Oracle, con l’assorbimento di Sun è ormai un fornitore dell’intero stack tecnologico dall’hardware al software; il suo approccio alle tematiche green è dunque globale assumendosi impegni di riduzione dell’impatto ambientale su tutto l’arco dei prodotti del proprio stack. A partire dal primo motore, le applicazioni Business: in particolare per la supply chain,  per il Governance, Risk and Compliance Management che serve alla Green Compliance, per il Crm selfservice che riduce consumi e sprechi, per Oracle on Demand (che riduce consumi energetici e di spazio). In quest’ambito rientra il Green Content Management che riduce i costi di stampa, spedizione e storage (i vari Universal Content Management, Record Management e Online Archive riducono i consumi). E ci sono naturalmente tutte le pratiche e le tecniche di Grid computing che contribuiscono all’efficienza energetica (virtualizzazione server, storage, consolidamento applicazioni, workload management con i relativi prodotti Oracle), cui si sono aggiunti gli Eco Smart Sun Server and Storage Systems (che garantiscono componenti standard, configurazioni out of the box certificate, massima affidabilità e sicurezza best in class con Tco più basso). Infine il Sustainability Planning, Management and Reporting con cui seguire la cosiddetta tripla bottom line: economica, sociale ed ambientale; in  particolare controllare il “carbon footprint“  su ciascuna delle facility aziendali.

INTEL
La “passione” per un uso intelligente della tecnologia

L’impegno ambientale Intel è concisamente riassunto in “costruiamo prodotti sempre più eco-friendly, che consumano sempre meno energia per transistor, con sempre meno acqua, piombo e alogeni, … e siamo consapevoli che le nostre responsabilità  ambientali vanno ben oltre” (per la pervasività delle tecnologie dei microprocessori).

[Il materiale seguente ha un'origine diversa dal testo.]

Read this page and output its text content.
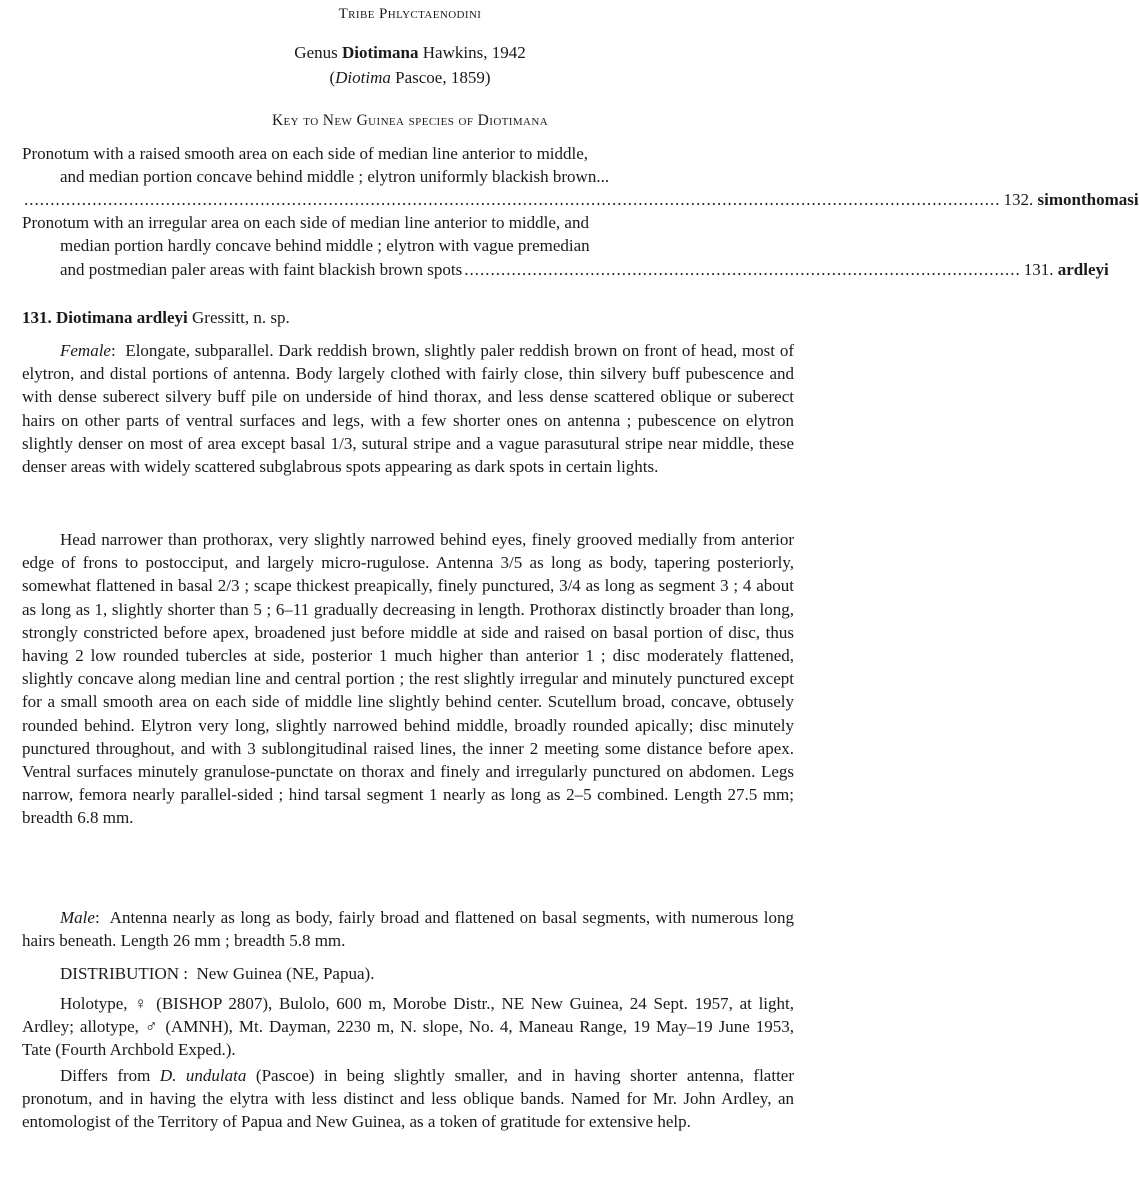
Tribe Phlyctaenodini
Genus Diotimana Hawkins, 1942
(Diotima Pascoe, 1859)
Key to New Guinea species of Diotimana
Pronotum with a raised smooth area on each side of median line anterior to middle,
and median portion concave behind middle ; elytron uniformly blackish brown...
.......................................................................................................................................................................................... 132.
simonthomasi
Pronotum with an irregular area on each side of median line anterior to middle, and
median portion hardly concave behind middle ; elytron with vague premedian
and postmedian paler areas with faint blackish brown spots .......................................................................................................... 131.
ardleyi
131. Diotimana ardleyi Gressitt, n. sp.
Female:  Elongate, subparallel. Dark reddish brown, slightly paler reddish brown on front of head, most of elytron, and distal portions of antenna. Body largely clothed with fairly close, thin silvery buff pubescence and with dense suberect silvery buff pile on underside of hind thorax, and less dense scattered oblique or suberect hairs on other parts of ventral surfaces and legs, with a few shorter ones on antenna ; pubescence on elytron slightly denser on most of area except basal 1/3, sutural stripe and a vague parasutural stripe near middle, these denser areas with widely scattered subglabrous spots appearing as dark spots in certain lights.
Head narrower than prothorax, very slightly narrowed behind eyes, finely grooved medially from anterior edge of frons to postocciput, and largely micro-rugulose. Antenna 3/5 as long as body, tapering posteriorly, somewhat flattened in basal 2/3 ; scape thickest preapically, finely punctured, 3/4 as long as segment 3 ; 4 about as long as 1, slightly shorter than 5 ; 6–11 gradually decreasing in length. Prothorax distinctly broader than long, strongly constricted before apex, broadened just before middle at side and raised on basal portion of disc, thus having 2 low rounded tubercles at side, posterior 1 much higher than anterior 1 ; disc moderately flattened, slightly concave along median line and central portion ; the rest slightly irregular and minutely punctured except for a small smooth area on each side of middle line slightly behind center. Scutellum broad, concave, obtusely rounded behind. Elytron very long, slightly narrowed behind middle, broadly rounded apically; disc minutely punctured throughout, and with 3 sublongitudinal raised lines, the inner 2 meeting some distance before apex. Ventral surfaces minutely granulose-punctate on thorax and finely and irregularly punctured on abdomen. Legs narrow, femora nearly parallel-sided ; hind tarsal segment 1 nearly as long as 2–5 combined. Length 27.5 mm; breadth 6.8 mm.
Male:  Antenna nearly as long as body, fairly broad and flattened on basal segments, with numerous long hairs beneath. Length 26 mm ; breadth 5.8 mm.
DISTRIBUTION : New Guinea (NE, Papua).
Holotype, ♀ (BISHOP 2807), Bulolo, 600 m, Morobe Distr., NE New Guinea, 24 Sept. 1957, at light, Ardley; allotype, ♂ (AMNH), Mt. Dayman, 2230 m, N. slope, No. 4, Maneau Range, 19 May–19 June 1953, Tate (Fourth Archbold Exped.).
Differs from D. undulata (Pascoe) in being slightly smaller, and in having shorter antenna, flatter pronotum, and in having the elytra with less distinct and less oblique bands. Named for Mr. John Ardley, an entomologist of the Territory of Papua and New Guinea, as a token of gratitude for extensive help.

Con quali scelte di fondo? Intel ne indica quattro: Eco-smart computing inside, operazioni eco-responsabili, tecnologia per l’ambiente e iniziative di sostenibilità e policy.

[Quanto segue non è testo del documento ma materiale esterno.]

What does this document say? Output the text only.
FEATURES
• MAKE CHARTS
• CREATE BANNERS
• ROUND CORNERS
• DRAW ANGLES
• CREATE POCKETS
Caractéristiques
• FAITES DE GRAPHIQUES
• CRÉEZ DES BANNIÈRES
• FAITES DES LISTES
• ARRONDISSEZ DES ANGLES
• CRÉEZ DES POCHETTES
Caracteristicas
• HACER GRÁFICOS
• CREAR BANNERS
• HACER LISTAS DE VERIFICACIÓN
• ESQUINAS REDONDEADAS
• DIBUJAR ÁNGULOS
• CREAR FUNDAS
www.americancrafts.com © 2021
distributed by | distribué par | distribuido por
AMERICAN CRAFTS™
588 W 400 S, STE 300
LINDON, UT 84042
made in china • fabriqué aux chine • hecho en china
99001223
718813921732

La filosofia dell’eco-smart computing inside è “grazie all’innovazione e a pratiche di business sostenibili, puntare a una Energy efficient performance”, con standard sempre più elevati e consumi energetici decrescenti (a livello Intel Core 2 T9400, di 26 volte).

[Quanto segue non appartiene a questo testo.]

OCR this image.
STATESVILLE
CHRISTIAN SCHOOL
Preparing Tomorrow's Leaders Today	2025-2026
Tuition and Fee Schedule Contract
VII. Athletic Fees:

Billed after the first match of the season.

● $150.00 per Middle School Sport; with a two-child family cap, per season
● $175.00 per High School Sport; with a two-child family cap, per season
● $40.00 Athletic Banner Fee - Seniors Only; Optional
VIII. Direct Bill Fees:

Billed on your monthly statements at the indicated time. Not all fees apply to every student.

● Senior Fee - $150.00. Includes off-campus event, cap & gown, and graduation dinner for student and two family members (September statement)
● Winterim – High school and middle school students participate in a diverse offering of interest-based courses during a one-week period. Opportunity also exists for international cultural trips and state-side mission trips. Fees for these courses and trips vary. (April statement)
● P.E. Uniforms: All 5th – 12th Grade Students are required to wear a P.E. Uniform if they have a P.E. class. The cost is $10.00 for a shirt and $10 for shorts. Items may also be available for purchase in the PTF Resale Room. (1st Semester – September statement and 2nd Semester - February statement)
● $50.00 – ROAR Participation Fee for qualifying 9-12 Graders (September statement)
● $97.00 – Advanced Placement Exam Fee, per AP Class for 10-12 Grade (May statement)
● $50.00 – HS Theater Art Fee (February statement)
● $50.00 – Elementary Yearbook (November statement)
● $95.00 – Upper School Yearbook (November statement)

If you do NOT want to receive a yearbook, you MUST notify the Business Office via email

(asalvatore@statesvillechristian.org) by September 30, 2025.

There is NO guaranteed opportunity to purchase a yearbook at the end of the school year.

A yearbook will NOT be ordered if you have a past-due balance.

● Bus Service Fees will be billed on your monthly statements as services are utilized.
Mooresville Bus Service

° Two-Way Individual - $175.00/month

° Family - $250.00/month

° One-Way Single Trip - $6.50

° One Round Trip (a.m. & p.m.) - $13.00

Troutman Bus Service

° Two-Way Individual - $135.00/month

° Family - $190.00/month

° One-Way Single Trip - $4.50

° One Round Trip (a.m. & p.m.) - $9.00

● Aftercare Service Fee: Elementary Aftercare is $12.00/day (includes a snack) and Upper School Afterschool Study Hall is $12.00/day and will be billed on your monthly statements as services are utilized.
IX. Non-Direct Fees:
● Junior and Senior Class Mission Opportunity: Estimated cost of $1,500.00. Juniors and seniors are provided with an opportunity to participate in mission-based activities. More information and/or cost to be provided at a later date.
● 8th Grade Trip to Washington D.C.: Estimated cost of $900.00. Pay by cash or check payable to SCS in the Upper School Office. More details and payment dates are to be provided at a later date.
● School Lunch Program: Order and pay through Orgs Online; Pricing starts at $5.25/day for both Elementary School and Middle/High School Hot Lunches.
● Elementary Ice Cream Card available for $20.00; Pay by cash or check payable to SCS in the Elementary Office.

Intel ha calcolato che la stessa microarchitettura Intel Core in 18 mesi, a fine 2008, aveva “eliminato” a livello mondiale 15 milioni di tonnellate di CO2, e fatto risparmiare 30 terawattore o 2 miliardi di dollari in costi elettrici,  rispetto a Pentium 4 e preXeon. L’innovazione sui microprocessori sta diventando uno degli strumenti più efficaci per la sostenibilità ambientale, vedi figura 7.  Importanti, naturalmente, le varie iniziative Intel in tema di sostenibilità e policy, in collaborazione con governi e comunità locali, gruppi ambientali e il business. Il principio seguito è una continua  rivalutazione del proprio impatto ambientale nel portare avanti gli standard che assicurino una performance energeticamente efficiente.

AMD
Cambiato il modello di business, non l’impegno ambientale

Il 2 marzo 2009, c’è stato lo spinoff del braccio manifatturiero di Amd che, con le fabbriche in Germania, Usa e Singapore,  è diventato GlobalFoundries. Amd si è tenuta il disegno dei microprocessori e continua ad assemblarli (il processo Atmp, alias Assembly, Test, Mark & Pack) e a commercializzarli nel mondo. Un cambio di modello di business per cui, diventata cliente di GlobalFoundries (o di altri produttori), Amd “potrà continuare a influenzarne le performance ambientali ma solo a livello di catena del valore, senza più un diretto controllo”, si legge nella documentazione dell’azienda.
Naturalmente,  in un anno di “grande cambiamento per Amd, ciò che non è cambiato è il suo impegno per la protezione ambientale”.
Significativo il metodo di design for environment, health, and safety (DFEHS) per mitigare il rischio nel disegno di nuovi processi.